There is much of interest in this post of Franklin's, but here's just a thought on the note at the end: perhaps this asymmetry results from the relatively naive way in which most people evaluate songs ('proper' songs), in just this way: that because the expectation is then created for noise or whatever to be just as naively worthwhile, and it often is not, or not in a way that extends beyond chance affinity (it works for some people, not for others), the response is to theorize, to make noise, and the appreciation of it, into a task, a challenge. To the extent that noise does not enjoy the deeply sedimented conventional matter of the tradition of songcraft, this is justified, maybe; but to the extent that people are lulled by conventionality into forgetting what is vital in songcraft, and illegitimately rejecting it, this is: weak.

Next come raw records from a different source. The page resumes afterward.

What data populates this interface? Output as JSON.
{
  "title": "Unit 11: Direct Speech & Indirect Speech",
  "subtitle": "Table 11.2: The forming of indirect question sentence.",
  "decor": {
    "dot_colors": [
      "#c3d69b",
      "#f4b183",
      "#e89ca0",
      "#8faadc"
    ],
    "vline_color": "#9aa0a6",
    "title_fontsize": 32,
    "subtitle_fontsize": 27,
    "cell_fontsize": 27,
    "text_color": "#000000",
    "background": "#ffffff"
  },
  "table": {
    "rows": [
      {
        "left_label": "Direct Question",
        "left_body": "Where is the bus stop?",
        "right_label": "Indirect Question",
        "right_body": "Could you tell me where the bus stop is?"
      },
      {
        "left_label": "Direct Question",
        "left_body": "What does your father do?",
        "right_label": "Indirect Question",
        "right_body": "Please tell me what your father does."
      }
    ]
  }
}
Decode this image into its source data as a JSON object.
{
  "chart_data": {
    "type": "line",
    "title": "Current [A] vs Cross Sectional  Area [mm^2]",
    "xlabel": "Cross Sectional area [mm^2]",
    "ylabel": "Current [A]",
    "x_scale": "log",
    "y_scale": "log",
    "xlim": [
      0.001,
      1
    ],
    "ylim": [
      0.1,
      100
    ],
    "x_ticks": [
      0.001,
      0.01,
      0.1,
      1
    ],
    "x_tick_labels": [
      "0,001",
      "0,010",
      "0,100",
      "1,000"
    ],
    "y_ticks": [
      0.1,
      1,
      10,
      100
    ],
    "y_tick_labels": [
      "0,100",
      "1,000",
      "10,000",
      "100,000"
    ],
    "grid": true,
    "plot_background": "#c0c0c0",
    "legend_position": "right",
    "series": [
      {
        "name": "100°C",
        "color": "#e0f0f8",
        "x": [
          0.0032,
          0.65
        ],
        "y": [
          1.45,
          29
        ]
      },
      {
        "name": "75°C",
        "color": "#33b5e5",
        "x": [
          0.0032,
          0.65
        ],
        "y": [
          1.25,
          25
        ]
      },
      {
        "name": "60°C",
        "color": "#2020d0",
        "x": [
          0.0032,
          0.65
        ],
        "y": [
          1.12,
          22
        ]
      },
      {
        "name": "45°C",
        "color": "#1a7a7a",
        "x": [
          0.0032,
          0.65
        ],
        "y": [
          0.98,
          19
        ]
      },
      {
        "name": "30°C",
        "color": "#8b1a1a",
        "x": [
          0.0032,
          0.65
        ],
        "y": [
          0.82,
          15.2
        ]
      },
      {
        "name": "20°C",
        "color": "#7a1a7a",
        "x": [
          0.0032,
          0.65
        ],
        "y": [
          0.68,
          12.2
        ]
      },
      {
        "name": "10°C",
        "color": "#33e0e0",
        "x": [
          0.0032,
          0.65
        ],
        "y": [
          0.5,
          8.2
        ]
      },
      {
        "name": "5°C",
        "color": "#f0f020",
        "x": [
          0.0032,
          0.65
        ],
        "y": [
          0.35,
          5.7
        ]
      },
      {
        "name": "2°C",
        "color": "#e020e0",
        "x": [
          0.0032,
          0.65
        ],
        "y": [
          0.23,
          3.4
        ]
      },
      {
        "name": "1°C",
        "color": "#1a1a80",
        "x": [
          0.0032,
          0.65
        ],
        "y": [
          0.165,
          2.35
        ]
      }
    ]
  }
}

A note from Waggish on copying.
I think often about this fact, that in the present day one is not likely to recopy much of anything one has written. I have been slightly impressed and vaguely ashamed to learn, as I read more about the material circumstances of writing of many of my favorite authors and thinkers, just how much time they must have spent 'just' copying. Often letters come down to us not because the originals were preserved, but because the author kept a draft. (And just think of how many letters some people wrote, copied or not!) Textual criticism thrives on manuscript copies of documents. Wittgenstein is supposed to have made out a fair copy of all his day's work every night before he could go to sleep (and think of how much more copying his own work entailed, what with its constant revision and reformulation). Much of the copying of the process of writing of the past seems to have been necessary: if you write enough by hand, you have to take time to preserve some of what you've written, even for yourself, so that it can be understood later without difficulty. But a great deal of opportunity for reflection of a sort must be provided by all this copying, too.
A great deal of the text on this blog is in the form of long quotations from other texts. Even when I am sure the text is available online somewhere, or sometimes even if I am quoting something I found online, I will retype the entire thing myself. I always understand it better as a result.
I am not really able to write in longhand at this point. I write in a somewhat careful but difficult to read print. It is slow. But, then, I am only able to write at length in an intermediate sort of way, away from the computer.